My second attempt was to simply go in blind, and take a guess at the value most likely to be authenticating the activation - probably the serial number. So I changed my device’s serial number to one that was known to be registered and marked as ‘paid’ on the remote server...
Executed the tool - boom, fully activated!
So, now we know the tool is using a very simple ‘check’ of the serial number, and this is likely to be one of the only values sent as a form of authentication (other than the activation request itself of course).
But... how? Well, what a wonderful question. The most likely answer is using ideviceinfo. This fufills al.... 5 hours later
In the past couple of weeks, i’ve been learning new skills every day, and so rather than jumping to a rather simple answer, I wanted to investigate further so I can share with you how the tool is executing, using some rather new skills!
Using Frida-Trace, we are able to log calls to ‘functions’ and functions within libraries, and visually see what’s getting passed to those functions as the execution completes. But this leads to another question of what do we actually want to look for/monitor?

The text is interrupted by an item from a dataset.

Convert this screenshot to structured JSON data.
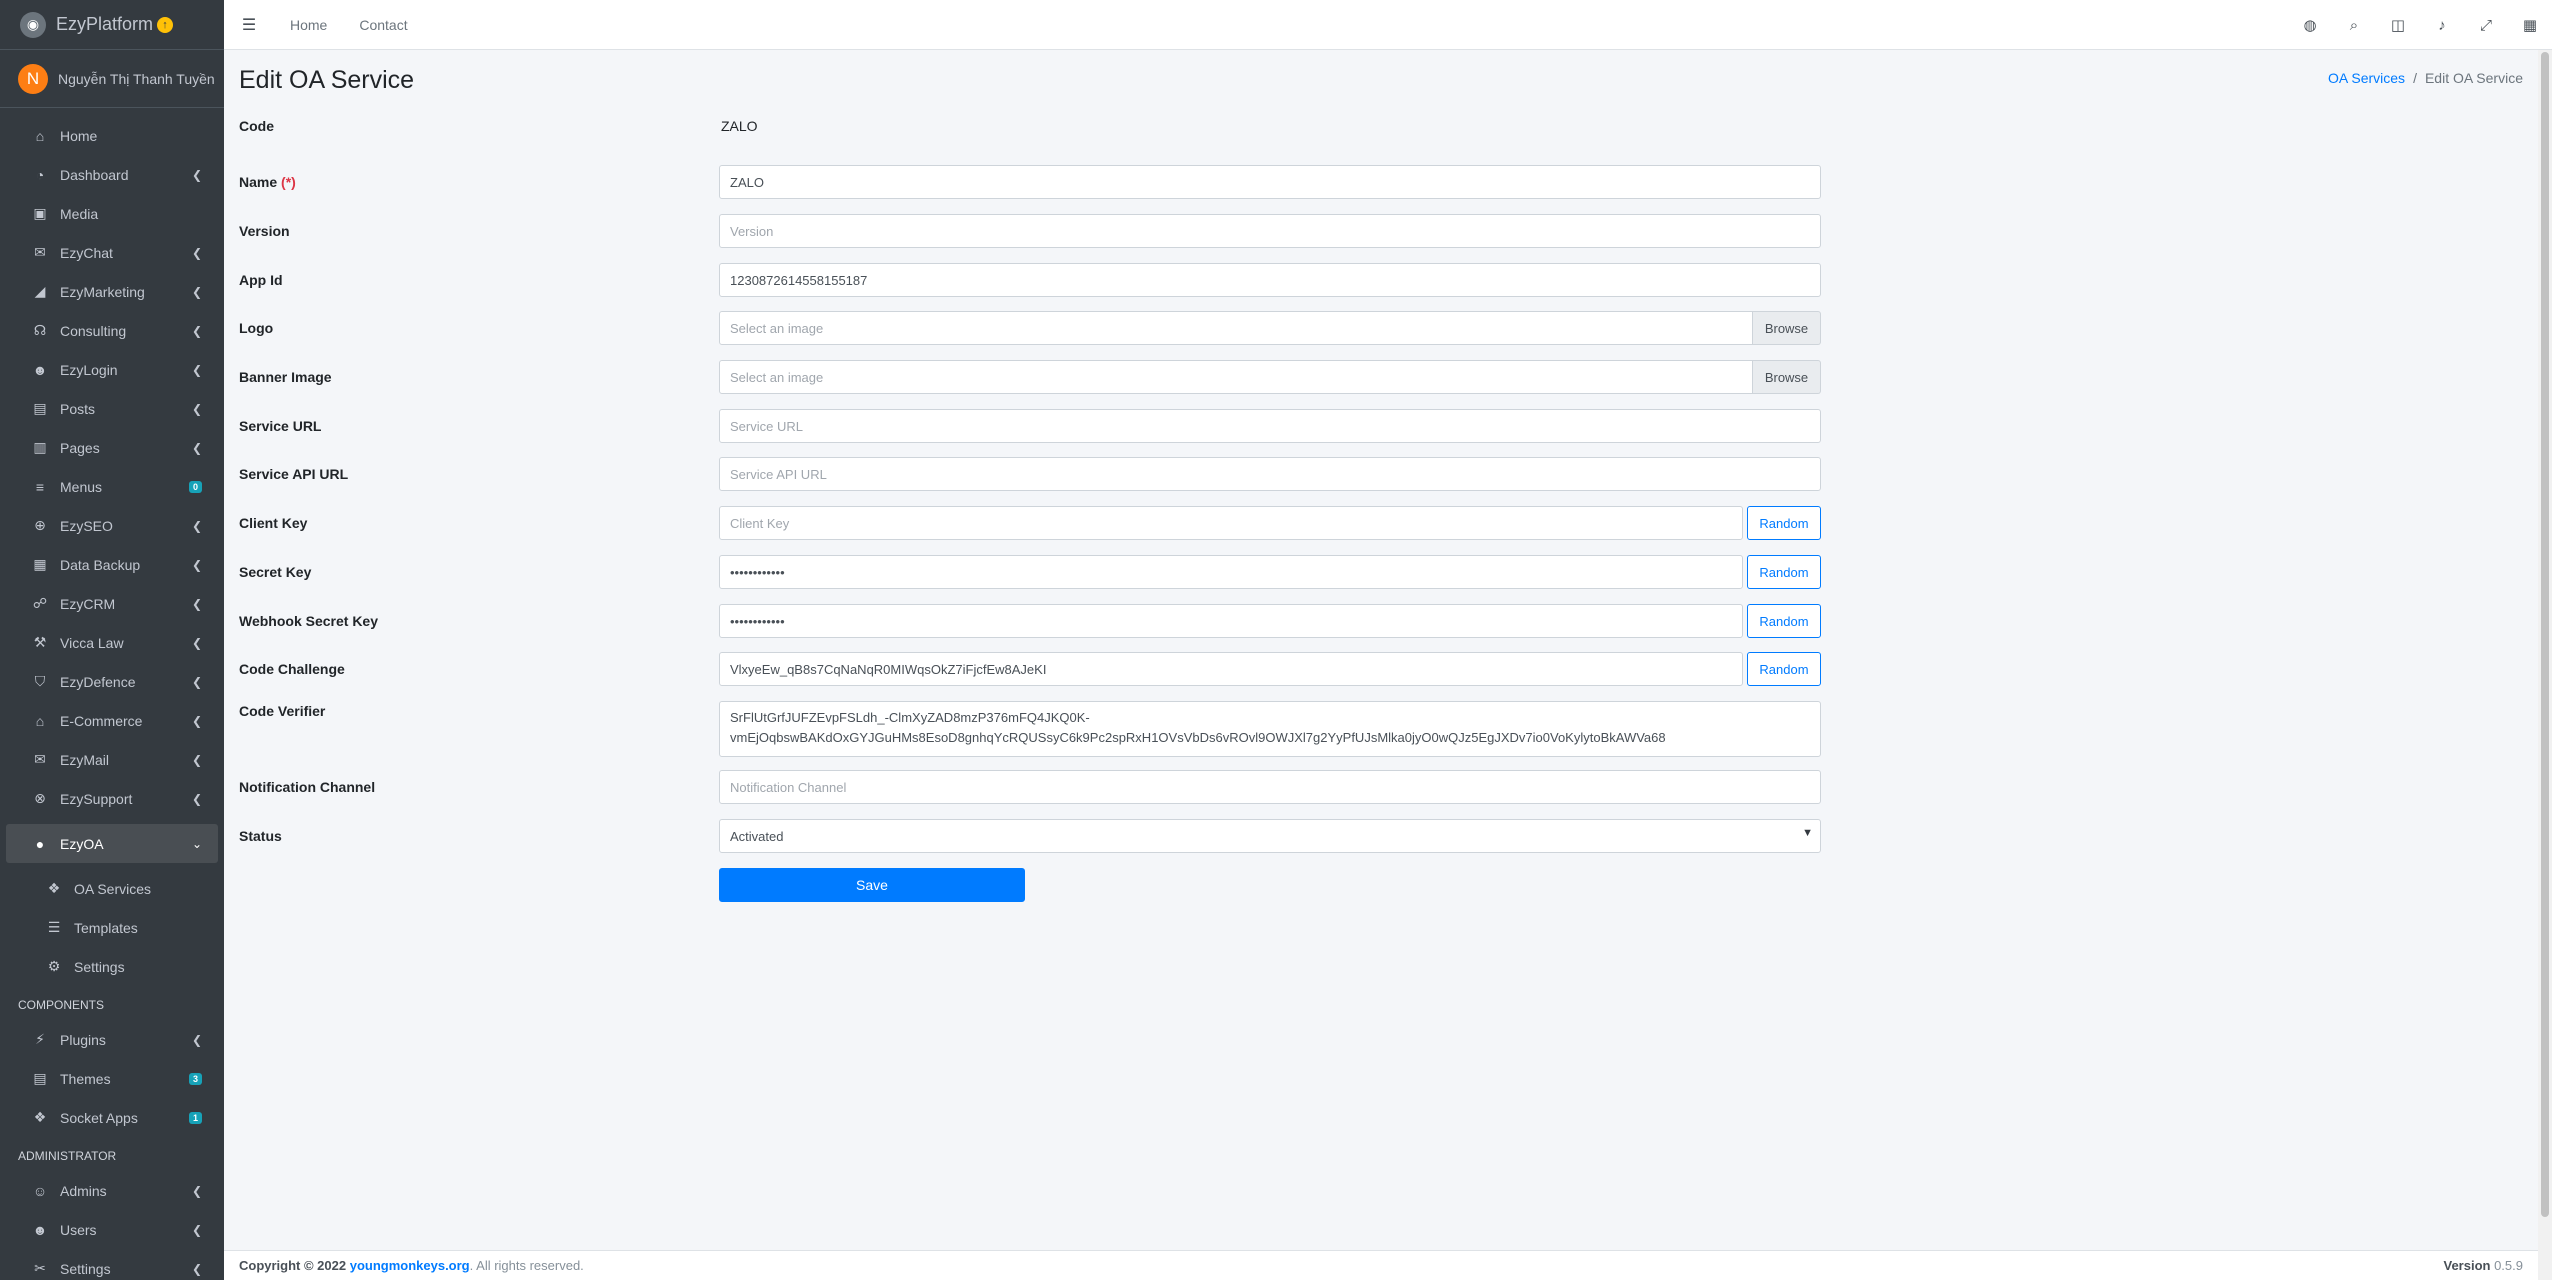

Well, luckily for us, macOS produces a really pretty crash log, presenting the loaded libraries when the crash occured. By causing a crash, and checking out the crash log, I could see the ‘NMSSH’ library was loaded - If we can see what’s getting executed on the iOS Device, we can begin to understand how the tool works.
By monitoring the Frida-Generated handlers a little (for the most interesting-looking functions(we talk about this in the book too!)) - we can visualise the commands being executed on the device, at runtime.
Here’s a screenshot of the frida-trace output:
Using this, we could use the knowledge to begin constructing our own application to call to the servers with modified serial number data (to trick the remote server into generating signed records). If you look closely, you’ll see the SSH commands being sent to the device!
Thanks for reading this (longer than usual) article!
I hope you’ve enjoyed the read, and maybe learnt something - or driven you to check out frida-trace and start experimenting yourself!
I could definitely follow this up with a pt.2 if there’s interest!